Melinda & Melinda: two nuthin's is nuthin'!
I kid, I kid! This film was great! Woody Allen has been playing with storytelling for years, and this is simply his latest experiment. Poepl are all bent out of shape cause hes not as good as the Annie Hall days, but if oyu go back and watch that film, it's got the same meldramatic dialogue, the same self-effacing schtick, the same alternately wacky and stunning moments. He's the same writer and director! There's gonna be a certain shared soul between the work! It's just that we can't discover him for the first time with each new film, so his very particular style can't ever be surprise. When going into his films, people need to realize they are viewing a sort of sketchbook of his, in film. Not to say the projects are incomplete, just that Woody Allen makes a film a year, so if it's not the quintissential embodiment of that time and his art, what does he stress? I think he sees each new film as an opportunity to stretch in a new direction. I go into each film with that in mind: let's see what Woody's cooked up this time 'round... So the characters all live rich, but unfulfilled lives in classy New York. So no one ever really communicates with one another, even if they all talk like Woody. So blubbering little toads end up getting all the women. What do ya want? It's Woody Allen!
To me, it's a joy to sit down and see those stark white opening credits over old-timey jazz. It's a joy to hear the Allen character (Will Farrel, in this case) sputter and trip his way through emotional entanglements. It's all par for the course, but in a new setting (intellectually, not literally) of an old landscape. And maybe I'm just a product of my generation (well who isn't...), but Will Farrel was hilarious! He puts a spin on the aformentioned blubbering little toad that compliments the material and the actor. Farrel's wide-eyed lightning-quick reactions that lead nowhere need heady thought-processes (as opposed to Kickng and Screaming... oy...) to make his huge gestures sensical!
What struck me about the premise (two writers take us into their own interpretations of a story, as seen from a tragic, or comic perspective) was that because one was a comedy, I really felt the saddest ends of the emotions, and during the tragedy, I laughed at what may not have been intended humor. That is to say, because the intended tone was loud and clear, I was reacting to the "non-tonal" moments, most of all. It's as if I was given this wall to lean upon ("this is a funny scene--you can trust that."), so I was looking toward the other end of the story-telling spectrum, and seeing the opposite's elements. Make sense? And that was what Allen was saying, I think. The comedy version of the story was told by the tragedy writer, because he saw the world as tragic, and people therefor need to laugh--so a real life event must be a comedy, becase it's so tragic--see? And the the other story, the darker of the two, was told by a playwrite who apparently writes comedies, and mentioned that his plays are not as popular, because when people step in to fantasy, they want to see a tragedy, since the universe is ultimately comedic. Read that over again, I think you'll understand.

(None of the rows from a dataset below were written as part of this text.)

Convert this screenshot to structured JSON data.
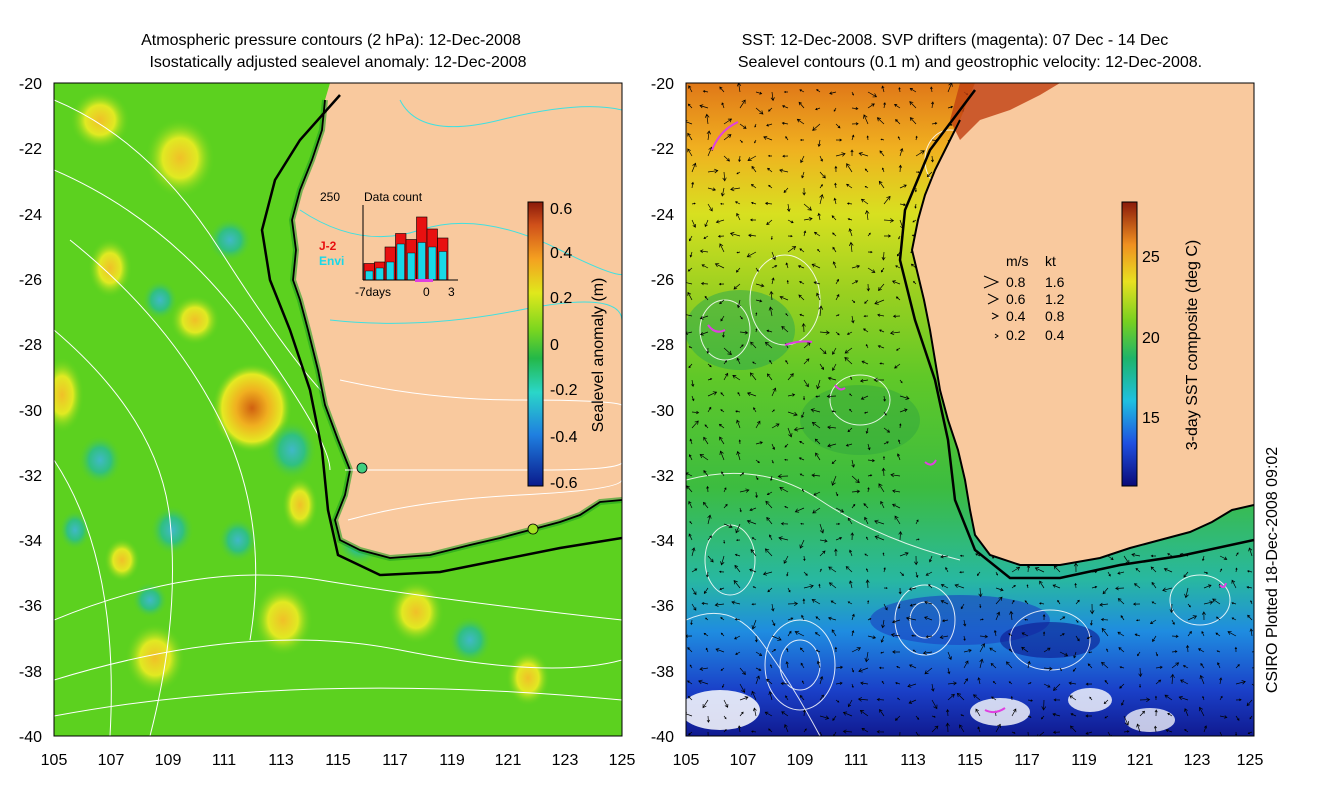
{
  "left_panel": {
    "title_line1": "Atmospheric pressure contours (2 hPa): 12-Dec-2008",
    "title_line2": "Isostatically adjusted sealevel anomaly: 12-Dec-2008",
    "x_ticks": [
      "105",
      "107",
      "109",
      "111",
      "113",
      "115",
      "117",
      "119",
      "121",
      "123",
      "125"
    ],
    "y_ticks": [
      "-20",
      "-22",
      "-24",
      "-26",
      "-28",
      "-30",
      "-32",
      "-34",
      "-36",
      "-38",
      "-40"
    ],
    "colorbar_label": "Sealevel anomaly (m)",
    "colorbar_ticks": [
      "0.6",
      "0.4",
      "0.2",
      "0",
      "-0.2",
      "-0.4",
      "-0.6"
    ],
    "inset": {
      "count_max": "250",
      "title": "Data count",
      "legend_j2": "J-2",
      "legend_envi": "Envi",
      "x_left": "-7days",
      "x_zero": "0",
      "x_right": "3",
      "j2_counts": [
        55,
        60,
        110,
        155,
        135,
        210,
        170,
        140
      ],
      "envi_counts": [
        30,
        40,
        60,
        120,
        90,
        125,
        110,
        95
      ]
    }
  },
  "right_panel": {
    "title_line1": "SST: 12-Dec-2008. SVP drifters (magenta): 07 Dec - 14 Dec",
    "title_line2": "Sealevel contours (0.1 m) and geostrophic velocity: 12-Dec-2008.",
    "x_ticks": [
      "105",
      "107",
      "109",
      "111",
      "113",
      "115",
      "117",
      "119",
      "121",
      "123",
      "125"
    ],
    "y_ticks": [
      "-20",
      "-22",
      "-24",
      "-26",
      "-28",
      "-30",
      "-32",
      "-34",
      "-36",
      "-38",
      "-40"
    ],
    "colorbar_label": "3-day SST composite (deg C)",
    "colorbar_ticks": [
      "25",
      "20",
      "15"
    ],
    "velocity_legend": {
      "header_ms": "m/s",
      "header_kt": "kt",
      "rows": [
        {
          "ms": "0.8",
          "kt": "1.6"
        },
        {
          "ms": "0.6",
          "kt": "1.2"
        },
        {
          "ms": "0.4",
          "kt": "0.8"
        },
        {
          "ms": "0.2",
          "kt": "0.4"
        }
      ]
    },
    "credit": "CSIRO Plotted 18-Dec-2008 09:02"
  },
  "colors": {
    "land": "#f9c99e",
    "ocean_green": "#5cd11f",
    "coast": "#000000",
    "j2": "#e81010",
    "envi": "#18d8e8",
    "drifter": "#e040e0"
  }
}
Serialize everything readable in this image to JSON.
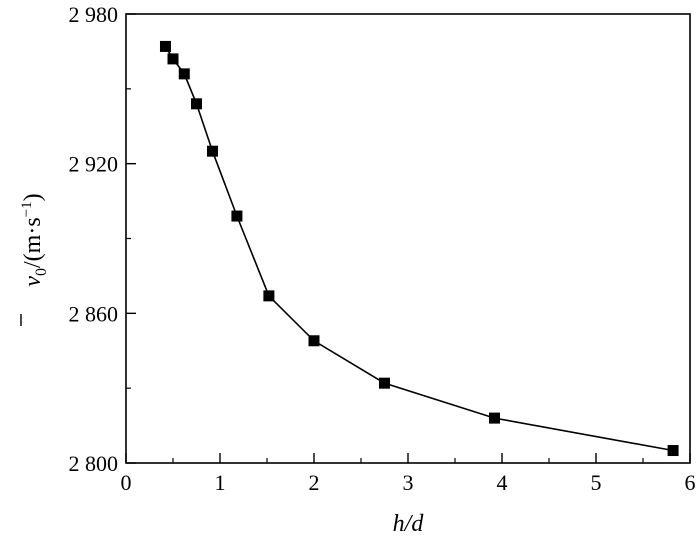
{
  "chart_data": {
    "type": "line",
    "title": "",
    "xlabel": "h/d",
    "ylabel": "v̄₀/(m·s⁻¹)",
    "ylabel_parts": {
      "symbol": "v",
      "subscript": "0",
      "unit_prefix": "/(m·s",
      "unit_exp": "−1",
      "unit_suffix": ")"
    },
    "xlim": [
      0,
      6
    ],
    "ylim": [
      2800,
      2980
    ],
    "x_ticks": [
      0,
      1,
      2,
      3,
      4,
      5,
      6
    ],
    "x_tick_labels": [
      "0",
      "1",
      "2",
      "3",
      "4",
      "5",
      "6"
    ],
    "y_ticks": [
      2800,
      2860,
      2920,
      2980
    ],
    "y_tick_labels": [
      "2 800",
      "2 860",
      "2 920",
      "2 980"
    ],
    "grid": false,
    "legend": "none",
    "marker": "square",
    "color": "#000000",
    "series": [
      {
        "x": [
          0.42,
          0.5,
          0.62,
          0.75,
          0.92,
          1.18,
          1.52,
          2.0,
          2.75,
          3.92,
          5.82
        ],
        "y": [
          2967,
          2962,
          2956,
          2944,
          2925,
          2899,
          2867,
          2849,
          2832,
          2818,
          2805
        ]
      }
    ]
  }
}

What I'm getting at, is that Allen used this film's strange format to ultimately say that in tragedy is comedy, and in comedy is tragedy. Just look at the movie poster. The tragic side has peopl smiling, while the comic side has them looking serious. It's all a series of crossovers because our minds naturally blend one into another. As the Bare Naked Ladies say "I'm the kind of guy who laughs at a funeral".
Max Boschert-Zielsdorf lives in Seattle, and is a writer for this one blog, and for various pieces of immature graffiti in bus terminals. He doesn't often use the Bare Naked Ladies as intellectual reference pieces, but then occaisionaly he does.